Variables within a dictionary can be organized in variable blocks.
A variable block is defined as following:
-
A variable block is a group of variables delimited by { and } in a dictionary,
-
All variables in a block must have the same type: Numerical, Categorical or Table,
-
A variable block has a name, that is an identifier among all the variables and variable blocks within its dictionary,
-
A variable block can be computed from a block derivation rule, but variables within a block cannot be individually computed with their own derivation rule,
-
Each variable within a variable block has "VarKey", defined using meta-data :
-
it is an identifier of the variable locally to its block
-
it can be either an integer, starting from 1, or an alpha-numerical value
-
VarKeys are no necessary contiguous nor ordered
-
Dictionaries can contain zero to many variables blocks. All dictionary variables can be used exactly the same way throughout the data mining process, regardless of whether they belong to a variable block or not:
-
Unused if it must be ignored during data analysis,
-
chosen to be the target variable, or the selection variable,
-
exploited as an input of a derivation rule.
Example
One variable block with numerical VarKeys
Dictionary Document
{
Categorical DocId;
Categorical Label;
{
Numerical archive; <VarKey=1>
Numerical name; <VarKey=2>
...
Numerical etrbom; <VarKey=61188>
} Words;
};
One variable block with categorical VarKeys
Variable blocks and derivation rules
A variable block can be computed from a derivation rule.

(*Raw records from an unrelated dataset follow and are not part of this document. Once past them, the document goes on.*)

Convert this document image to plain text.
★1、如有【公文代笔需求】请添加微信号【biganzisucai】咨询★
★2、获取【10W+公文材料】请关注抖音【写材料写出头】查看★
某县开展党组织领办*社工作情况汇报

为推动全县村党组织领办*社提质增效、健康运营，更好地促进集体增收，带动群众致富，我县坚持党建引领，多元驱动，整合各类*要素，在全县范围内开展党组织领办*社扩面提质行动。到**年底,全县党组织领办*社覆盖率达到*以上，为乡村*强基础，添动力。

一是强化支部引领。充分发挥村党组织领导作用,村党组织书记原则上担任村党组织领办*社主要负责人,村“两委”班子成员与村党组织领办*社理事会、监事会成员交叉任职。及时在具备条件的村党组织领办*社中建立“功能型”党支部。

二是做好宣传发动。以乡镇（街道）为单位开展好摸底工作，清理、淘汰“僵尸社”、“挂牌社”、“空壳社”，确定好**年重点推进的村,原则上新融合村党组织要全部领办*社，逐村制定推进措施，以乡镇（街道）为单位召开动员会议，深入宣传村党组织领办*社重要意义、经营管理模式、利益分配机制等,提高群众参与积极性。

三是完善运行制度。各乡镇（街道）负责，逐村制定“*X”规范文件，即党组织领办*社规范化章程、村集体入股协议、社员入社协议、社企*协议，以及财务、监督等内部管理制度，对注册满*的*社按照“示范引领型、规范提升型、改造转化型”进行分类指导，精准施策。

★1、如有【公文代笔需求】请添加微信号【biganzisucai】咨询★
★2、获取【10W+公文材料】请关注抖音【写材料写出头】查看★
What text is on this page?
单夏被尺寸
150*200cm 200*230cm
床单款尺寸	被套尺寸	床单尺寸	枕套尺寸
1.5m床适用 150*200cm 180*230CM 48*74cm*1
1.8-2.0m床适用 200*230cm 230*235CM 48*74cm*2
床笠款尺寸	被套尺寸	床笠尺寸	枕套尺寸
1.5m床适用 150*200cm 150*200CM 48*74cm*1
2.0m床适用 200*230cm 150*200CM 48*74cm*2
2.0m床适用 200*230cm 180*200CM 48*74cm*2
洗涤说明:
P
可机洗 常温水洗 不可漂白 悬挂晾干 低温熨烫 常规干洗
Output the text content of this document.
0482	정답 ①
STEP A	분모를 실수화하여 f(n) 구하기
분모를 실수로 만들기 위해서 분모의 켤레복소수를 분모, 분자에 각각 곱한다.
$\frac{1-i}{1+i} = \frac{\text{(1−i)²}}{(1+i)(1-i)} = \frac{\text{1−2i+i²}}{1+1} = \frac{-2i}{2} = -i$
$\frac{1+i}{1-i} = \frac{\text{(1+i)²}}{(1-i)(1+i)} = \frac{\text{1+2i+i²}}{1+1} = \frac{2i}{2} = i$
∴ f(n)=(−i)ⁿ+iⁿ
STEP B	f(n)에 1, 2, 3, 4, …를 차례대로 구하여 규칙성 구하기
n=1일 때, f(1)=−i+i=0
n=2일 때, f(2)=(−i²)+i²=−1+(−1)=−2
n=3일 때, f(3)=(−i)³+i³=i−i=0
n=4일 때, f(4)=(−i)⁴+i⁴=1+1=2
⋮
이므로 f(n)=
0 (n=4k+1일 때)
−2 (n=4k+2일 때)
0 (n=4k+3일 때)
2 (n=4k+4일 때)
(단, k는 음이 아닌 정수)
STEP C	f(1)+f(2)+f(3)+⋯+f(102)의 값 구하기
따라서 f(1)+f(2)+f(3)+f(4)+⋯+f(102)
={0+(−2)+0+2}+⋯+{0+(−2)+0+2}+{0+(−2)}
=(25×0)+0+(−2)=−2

The derivation rule must then be able to generate a set of (VarKey, value) pairs. Each variable of the block is initialized with the value corresponding to its VarKey, so that the number of variables having an actual value can be much smaller than the number of variables of the block. We then obtain a block of values than may be sparse.
Variables in a block can be set as Unused or removed from a block, which is equivalent. In both cases, the values will not be stored without error, even if they are available as output of the derivation rule.
A variable block can be used as input of a derivation rule, provided that it is fully declared in the dictionary with all its detailed specification, including all it VarKeys.